Com produtos do MST, restaurante vegano fatura 100 mil: saudemos a mandioca
Comida preparada, embalada e enviada sem nenhum contato entre o cliente e quem prepara o alimento. Soa diferente? Pois essa é a lógica dos 'restaurantes-fantasmas' — também conhecidos como dark kitchens, cozinhas que costumam funcionar a portas fechadas e que ganharam espaço com o boom dos apps de delivery durante a pandemia.
Em 2019, um restaurante com base em Paraisópolis — periferia da zona sul de São Paulo — já adotava um modelo de negócio semelhante. Trata-se do duLocal, que reunia cozinheiras do bairro para fazer pratos frescos de base orgânica. Após preparar a comida em suas próprias casas, as cozinheiras enviavam à sede, responsável pela distribuição.
Depois de enfrentar dificuldades financeiras e quase chegar à falência, o negócio acabou mudando de endereço — formas de trabalho alternativas também foram tentadas. Até que, no fim de 2022, a empreendedora Roberta Rapuano, que ajudou na criação e havia se afastado, retornou com a missão de reerguer o duLocal.
Como uma de suas primeiras ações, a empresária mudou o esquema de trabalho para um modelo em que as cozinheiras estejam presencialmente no local, preservando a lógica que norteava o empreendimento desde o seu início: trabalhar com cozinheiras de Paraisópolis e usar produtos orgânicos de assentamentos do MST (Movimento dos Trabalhadores Rurais Sem Terra).

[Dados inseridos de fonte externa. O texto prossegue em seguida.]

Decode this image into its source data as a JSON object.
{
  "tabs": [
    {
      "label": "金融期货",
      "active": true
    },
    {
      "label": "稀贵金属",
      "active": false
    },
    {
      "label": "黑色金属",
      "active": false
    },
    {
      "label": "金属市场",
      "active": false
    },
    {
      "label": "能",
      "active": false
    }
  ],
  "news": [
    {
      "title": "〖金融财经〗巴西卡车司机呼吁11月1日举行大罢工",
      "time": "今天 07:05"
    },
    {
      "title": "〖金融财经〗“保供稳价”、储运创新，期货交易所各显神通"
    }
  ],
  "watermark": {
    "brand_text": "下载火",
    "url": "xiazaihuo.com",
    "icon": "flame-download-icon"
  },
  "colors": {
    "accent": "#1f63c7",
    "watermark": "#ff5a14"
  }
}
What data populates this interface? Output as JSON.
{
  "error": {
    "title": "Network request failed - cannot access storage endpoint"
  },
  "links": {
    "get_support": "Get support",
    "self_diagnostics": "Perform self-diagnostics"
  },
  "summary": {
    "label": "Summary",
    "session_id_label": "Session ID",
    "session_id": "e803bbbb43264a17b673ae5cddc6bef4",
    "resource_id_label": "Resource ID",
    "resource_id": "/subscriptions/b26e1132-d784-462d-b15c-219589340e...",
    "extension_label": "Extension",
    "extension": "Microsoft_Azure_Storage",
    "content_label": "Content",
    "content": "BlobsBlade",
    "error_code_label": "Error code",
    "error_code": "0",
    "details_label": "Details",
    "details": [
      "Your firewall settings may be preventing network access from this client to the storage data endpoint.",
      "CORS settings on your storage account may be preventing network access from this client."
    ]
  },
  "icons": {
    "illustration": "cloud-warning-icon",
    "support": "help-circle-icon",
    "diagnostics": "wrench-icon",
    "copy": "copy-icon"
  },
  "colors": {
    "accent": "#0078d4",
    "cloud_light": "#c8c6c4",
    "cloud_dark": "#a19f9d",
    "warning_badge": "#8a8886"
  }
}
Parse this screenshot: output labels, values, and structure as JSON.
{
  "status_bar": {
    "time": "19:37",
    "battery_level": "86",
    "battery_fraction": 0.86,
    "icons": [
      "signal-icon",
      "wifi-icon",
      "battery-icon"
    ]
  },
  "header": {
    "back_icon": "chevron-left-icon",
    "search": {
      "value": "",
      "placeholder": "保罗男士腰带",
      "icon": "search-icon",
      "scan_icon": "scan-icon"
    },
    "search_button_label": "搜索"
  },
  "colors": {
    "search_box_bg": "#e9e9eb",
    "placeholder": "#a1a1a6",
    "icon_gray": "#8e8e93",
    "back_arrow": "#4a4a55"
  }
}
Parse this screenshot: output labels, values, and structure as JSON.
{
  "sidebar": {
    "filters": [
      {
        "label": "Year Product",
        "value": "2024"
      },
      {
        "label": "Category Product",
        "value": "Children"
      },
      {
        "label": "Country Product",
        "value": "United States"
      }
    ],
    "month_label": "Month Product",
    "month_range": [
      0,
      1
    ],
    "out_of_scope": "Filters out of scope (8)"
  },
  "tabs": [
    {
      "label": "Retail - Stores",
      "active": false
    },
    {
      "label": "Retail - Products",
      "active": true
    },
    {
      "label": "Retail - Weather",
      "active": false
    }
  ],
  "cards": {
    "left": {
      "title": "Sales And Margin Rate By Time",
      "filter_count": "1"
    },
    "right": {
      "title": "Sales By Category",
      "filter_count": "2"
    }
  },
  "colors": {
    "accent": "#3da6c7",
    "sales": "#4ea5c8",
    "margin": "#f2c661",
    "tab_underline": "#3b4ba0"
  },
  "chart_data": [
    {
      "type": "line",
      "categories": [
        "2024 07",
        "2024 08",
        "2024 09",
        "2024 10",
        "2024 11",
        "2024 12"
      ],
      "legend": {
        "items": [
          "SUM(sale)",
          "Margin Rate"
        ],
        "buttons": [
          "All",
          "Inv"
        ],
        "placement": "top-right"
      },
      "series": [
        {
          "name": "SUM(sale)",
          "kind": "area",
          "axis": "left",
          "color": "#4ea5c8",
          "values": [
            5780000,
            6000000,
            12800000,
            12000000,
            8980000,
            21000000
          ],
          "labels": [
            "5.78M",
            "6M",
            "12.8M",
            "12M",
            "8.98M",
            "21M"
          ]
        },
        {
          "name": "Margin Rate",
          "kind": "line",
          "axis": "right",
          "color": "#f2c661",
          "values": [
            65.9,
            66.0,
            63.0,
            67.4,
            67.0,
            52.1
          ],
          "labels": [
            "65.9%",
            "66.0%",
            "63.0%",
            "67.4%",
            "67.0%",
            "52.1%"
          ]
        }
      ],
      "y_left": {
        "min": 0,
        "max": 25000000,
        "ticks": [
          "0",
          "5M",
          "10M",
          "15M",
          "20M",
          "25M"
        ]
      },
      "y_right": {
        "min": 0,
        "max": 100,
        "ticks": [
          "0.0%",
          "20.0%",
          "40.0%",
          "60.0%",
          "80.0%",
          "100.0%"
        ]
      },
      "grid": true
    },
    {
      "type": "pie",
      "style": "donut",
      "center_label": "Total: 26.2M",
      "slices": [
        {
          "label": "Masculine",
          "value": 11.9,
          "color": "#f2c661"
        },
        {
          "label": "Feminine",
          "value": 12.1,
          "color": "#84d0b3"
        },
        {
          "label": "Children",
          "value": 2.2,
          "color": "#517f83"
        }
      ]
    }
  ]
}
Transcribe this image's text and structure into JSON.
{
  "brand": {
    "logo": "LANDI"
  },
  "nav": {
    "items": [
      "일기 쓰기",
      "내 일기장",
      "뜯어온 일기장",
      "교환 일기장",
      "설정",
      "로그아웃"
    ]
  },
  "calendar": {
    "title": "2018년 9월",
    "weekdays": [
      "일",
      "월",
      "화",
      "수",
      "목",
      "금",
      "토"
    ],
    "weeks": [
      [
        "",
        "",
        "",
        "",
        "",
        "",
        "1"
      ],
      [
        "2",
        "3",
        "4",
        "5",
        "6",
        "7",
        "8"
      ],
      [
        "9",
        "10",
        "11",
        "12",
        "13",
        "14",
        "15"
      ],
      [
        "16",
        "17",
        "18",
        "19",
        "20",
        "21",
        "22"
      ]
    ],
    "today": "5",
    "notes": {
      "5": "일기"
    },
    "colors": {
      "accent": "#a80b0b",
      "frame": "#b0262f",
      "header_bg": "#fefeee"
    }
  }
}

'Saudemos a mandioca': bolinho gera renda na quebrada e para agricultura familiar
Hoje, com cinco cozinheiras e faturamento bruto de R$ 100 mil ao mês, o restaurante-fantasma fica no bairro da Vila Sônia, entre as zonas sul e oeste da capital paulista, e vende 150 refeições veganas diariamente, feitas com vegetais sem agrotóxicos vindos da agricultura familiar.
As refeições, independentemente da escolha, custam R$ 39,90, e são vendidas por apps ou pelo site. Entre os pratos mais vendidos está o 'Saudemos a mandioca' — espécie de bolinho feito com mandioca cremosa, nome que faz referência a um famoso pronunciamento da ex-presidente Dilma (PT).
"O antigo proprietário pediu ajuda para não deixar o negócio morrer, e isso era importante, pois fazemos diferença na vida de mulheres, motoboys e agricultores", diz Rapuano.
Para a empresária, seu negócio olha a cadeia de consumo de alimentos como um todo. "A comida precisa ser transformada, e acreditamos que dá para levar renda e empoderamento para as pessoas periféricas usando a agricultura de movimentos sociais", afirma.
Entre as mãos que fazem a comida está a de Nilia, que trabalha há três anos na empresa. "Minha vida é cozinhar. Antes de trabalhar aqui eu já gostava muito de cozinhar como dona de casa e sempre fazia bicos como cozinheira", diz.
Via delivery, produtos do MST sustentam trabalho jovem rural
Da capital ao campo, os tomates de vermelho vivo, chuchus, batatas-doces e outros vegetais que alimentam os clientes do restaurante de Rapuano sustentam, em Sorocaba, 25 famílias de agricultores que trabalham diretamente no fluxo de alimentos plantados e vendidos ao duLocal.
Quem faz essa ponte entre o concreto e a terra da lavoura é o articulador comercial Caio Rennó José, do Instituto Terra Viva, que atua na transição agroecológica de agricultores e na certificação de produtos orgânicos.
"Junto a agricultores de assentamento da reforma agrária organizados pelo MST e, também, com agricultores familiares, o trabalho da nossa associação é promover uma produção sustentável, sem uso de contaminantes químicos e fertilizantes artificiais", afirma Rennó José.
Segundo o articulador, que coordena a comercialização da produção de 50 famílias de agricultores, parcerias como essa — feita com o restaurante — são essenciais para a subsistência do campo, do meio ambiente e do acesso a alimentos de qualidade no meio urbano.
"A venda dos alimentos fortalece a segurança alimentar na cidade e cria demandas para o cultivo de biodiversidade e sazonalidade. Esse fluxo econômico foi imprescindível para compor a geração de renda das famílias agricultoras dessa rede e contribuir para a permanência de jovens no trabalho rural. Esse é um ganho mútuo de aprendizagem para trabalhar a regeneração planetária", afirma.
A escolha dos produtos também vai ao encontro do que Rapuano acredita: "A monocultura prejudica os biomas, por isso apostamos na agricultura regenerativa, em que o dinheiro não vai para grandes corporações. Pelo menos 95% dos nossos produtos são orgânicos, apenas óleos que não, já que encareceria muito os pratos", finaliza.